Is (Selective) Round-To-Nearest Quantization All You Need?
Alex Kogan
TL;DR
This work revisits Round-to-Nearest (RTN) quantization as a practical, data-free tool for compressing large language models. By combining RTN with selective horizontal (layer-level) and vertical (module-level) quantization, and leveraging Marlin kernels for fast mixed-precision GEMM, the approach achieves competitive accuracy and higher token-generation throughput compared to calibration-data dependent methods. Key findings include RTN-8 attaining full recovery relative to FP16 baselines on many models, RTN-4 approaching recovery on extremely large models, and substantial latency improvements (up to ~37% on small batches) when paired with Marlin, especially under a hybrid selection strategy.

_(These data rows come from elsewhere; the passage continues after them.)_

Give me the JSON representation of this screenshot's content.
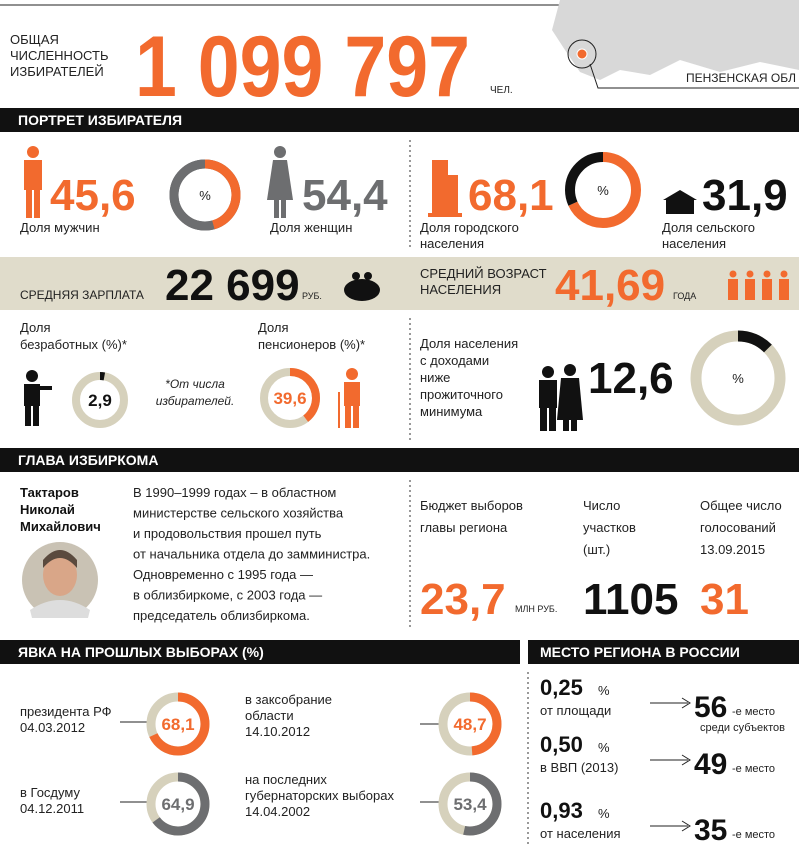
{
  "header": {
    "label": [
      "ОБЩАЯ",
      "ЧИСЛЕННОСТЬ",
      "ИЗБИРАТЕЛЕЙ"
    ],
    "value": "1 099 797",
    "unit": "ЧЕЛ.",
    "region": "ПЕНЗЕНСКАЯ ОБЛ"
  },
  "portrait": {
    "title": "ПОРТРЕТ ИЗБИРАТЕЛЯ",
    "gender": {
      "symbol": "%",
      "men": {
        "value": 45.6,
        "value_label": "45,6",
        "label": "Доля мужчин"
      },
      "women": {
        "value": 54.4,
        "value_label": "54,4",
        "label": "Доля женщин"
      }
    },
    "settlement": {
      "symbol": "%",
      "urban": {
        "value": 68.1,
        "value_label": "68,1",
        "label": [
          "Доля городского",
          "населения"
        ]
      },
      "rural": {
        "value": 31.9,
        "value_label": "31,9",
        "label": [
          "Доля сельского",
          "населения"
        ]
      }
    },
    "salary": {
      "label": "СРЕДНЯЯ ЗАРПЛАТА",
      "value": "22 699",
      "unit": "РУБ."
    },
    "age": {
      "label": [
        "СРЕДНИЙ ВОЗРАСТ",
        "НАСЕЛЕНИЯ"
      ],
      "value": "41,69",
      "unit": "ГОДА"
    },
    "unemployed": {
      "label": [
        "Доля",
        "безработных (%)*"
      ],
      "value": 2.9,
      "value_label": "2,9"
    },
    "note": [
      "*От числа",
      "избирателей."
    ],
    "pensioners": {
      "label": [
        "Доля",
        "пенсионеров (%)*"
      ],
      "value": 39.6,
      "value_label": "39,6"
    },
    "poverty": {
      "label": [
        "Доля населения",
        "с доходами",
        "ниже",
        "прожиточного",
        "минимума"
      ],
      "value": 12.6,
      "value_label": "12,6",
      "symbol": "%"
    }
  },
  "commission": {
    "title": "ГЛАВА ИЗБИРКОМА",
    "name": [
      "Тактаров",
      "Николай",
      "Михайлович"
    ],
    "bio": [
      "В 1990–1999 годах – в областном",
      "министерстве сельского хозяйства",
      "и продовольствия прошел путь",
      "от начальника отдела до замминистра.",
      "Одновременно с 1995 года —",
      "в облизбиркоме, с 2003 года —",
      "председатель облизбиркома."
    ],
    "stats": [
      {
        "label": [
          "Бюджет выборов",
          "главы региона"
        ],
        "value": "23,7",
        "unit": "МЛН РУБ."
      },
      {
        "label": [
          "Число",
          "участков",
          "(шт.)"
        ],
        "value": "1105"
      },
      {
        "label": [
          "Общее число",
          "голосований",
          "13.09.2015"
        ],
        "value": "31"
      }
    ]
  },
  "turnout": {
    "title": "ЯВКА НА ПРОШЛЫХ ВЫБОРАХ (%)",
    "items": [
      {
        "label": [
          "президента РФ",
          "04.03.2012"
        ],
        "value": 68.1,
        "value_label": "68,1",
        "color": "#f26a2e"
      },
      {
        "label": [
          "в заксобрание",
          "области",
          "14.10.2012"
        ],
        "value": 48.7,
        "value_label": "48,7",
        "color": "#f26a2e"
      },
      {
        "label": [
          "в Госдуму",
          "04.12.2011"
        ],
        "value": 64.9,
        "value_label": "64,9",
        "color": "#6d6e70"
      },
      {
        "label": [
          "на последних",
          "губернаторских выборах",
          "14.04.2002"
        ],
        "value": 53.4,
        "value_label": "53,4",
        "color": "#6d6e70"
      }
    ]
  },
  "rank": {
    "title": "МЕСТО РЕГИОНА В РОССИИ",
    "items": [
      {
        "share": "0,25",
        "unit": "%",
        "label": "от площади",
        "place": "56",
        "suffix": "-е место",
        "note": "среди субъектов"
      },
      {
        "share": "0,50",
        "unit": "%",
        "label": "в ВВП (2013)",
        "place": "49",
        "suffix": "-е место"
      },
      {
        "share": "0,93",
        "unit": "%",
        "label": "от населения",
        "place": "35",
        "suffix": "-е место"
      }
    ]
  }
}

The results demonstrate that RTN, with selective quantization and optimized kernels, offers a simple, scalable, data-free alternative for deploying quantized LLMs in practical settings, with clear directions for automation and MoE-style extensions in future work.
Abstract
Quantization became a necessary tool for serving ever-increasing Large Language Models (LLMs). RTN (Round-to-Nearest) is perhaps the simplest quantization technique that has been around well before LLMs surged to the forefront of machine learning (ML) research. Yet, it has been largely dismissed by recent and more advanced quantization methods that claim superiority over RTN in nearly every aspect of performance. This work aims to dispel this established point of view, showing that RTN is not only much cheaper to apply, but also its token generation throughput can be better than and accuracy can be similar to more advanced alternatives. In particular, we discuss our implementation of RTN based on the recent Marlin kernels and demonstrate how the accuracy of RTN can be gradually improved by selectively increasing the data precision format of certain model layers and modules. Based on our results, we argue that RTN presents a viable and practical choice for quantizing LLMs.